Türkiye meyve ve sebze üretiminde kendi kendine yeten bir ülke olarak görülmekle beraber, tahıl ve süt üretiminde bu yeterliliğin kaybolduğu belirtilmektedir. Ancak yapısal reformlar ve seferberlik ayarı uygulamalarla Türkiye, gıdada kendi kendine yetebilen ülke konumuna yeniden çıkabilecektir.
Seracılık sektörünün güçlendirilmesi de gıda güvenliğine giren ve gelişen bir sektördür. İklim değişikliği, artan nüfus, ihracat olanakları seracılığa olumlu yansımaktadır. Türkiye sera üretiminde yüzde 50 seviyelerinde dışa bağımlıdır. Dövizdeki son sıçrama sera imalatına olumsuz etki vermiştir. Türkiye seracılığı iç pazardan ziyade daha çok dış pazarlara yönelik çalışan bir sektördür.
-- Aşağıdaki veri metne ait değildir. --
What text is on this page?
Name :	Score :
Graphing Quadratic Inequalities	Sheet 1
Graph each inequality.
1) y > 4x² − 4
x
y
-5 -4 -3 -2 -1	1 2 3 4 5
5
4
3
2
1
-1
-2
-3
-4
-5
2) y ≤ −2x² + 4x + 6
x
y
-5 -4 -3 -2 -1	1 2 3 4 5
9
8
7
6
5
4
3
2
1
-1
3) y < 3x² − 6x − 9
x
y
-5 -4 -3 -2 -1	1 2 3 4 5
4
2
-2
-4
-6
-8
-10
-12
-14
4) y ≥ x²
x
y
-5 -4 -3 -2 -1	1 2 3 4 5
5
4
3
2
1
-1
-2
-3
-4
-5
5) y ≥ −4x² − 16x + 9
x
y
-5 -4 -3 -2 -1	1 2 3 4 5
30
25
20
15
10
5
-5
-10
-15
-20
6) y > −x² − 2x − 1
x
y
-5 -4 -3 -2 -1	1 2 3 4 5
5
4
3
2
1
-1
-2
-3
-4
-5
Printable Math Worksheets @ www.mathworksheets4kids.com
İklim değişikliği seracılığı teşvik ediyor. Fakat iklim değişikliği, araştırmacıları başka başka arayışlara da yönlendirmektedir. Bu arayışların başında topraksız tarım gelmektedir. Topraksız tarım ileriki dönemlerde, daha sık konuşulacak ve devreye girecek yöntemlerdendir. Özellikle Japonya gibi toprak fakiri ülkeler bu alanda önemli aşamalar kat etmiştir.
Yakın gelecekte tarım sadece bir kırsal alan üretimiyle sınırlı kalmayacaktır. Tasarlanan akıllı şehirler aynı zamanda birer tarım üretim merkezleri olacaktır. Topraksız tarım, şehirlerde yüksek binalarda, bilgisayar denetiminde ısı, ilaçlama, gübrelemesi suni ışıklandırma eşliğinde 7/24 tarım yapımına ve hasadına imkan verecektir.
Bugünlerde yaşanan seracılık atağı yerini, yakın bir zamanda gökdelen tarımına geçişe bırakacaktır.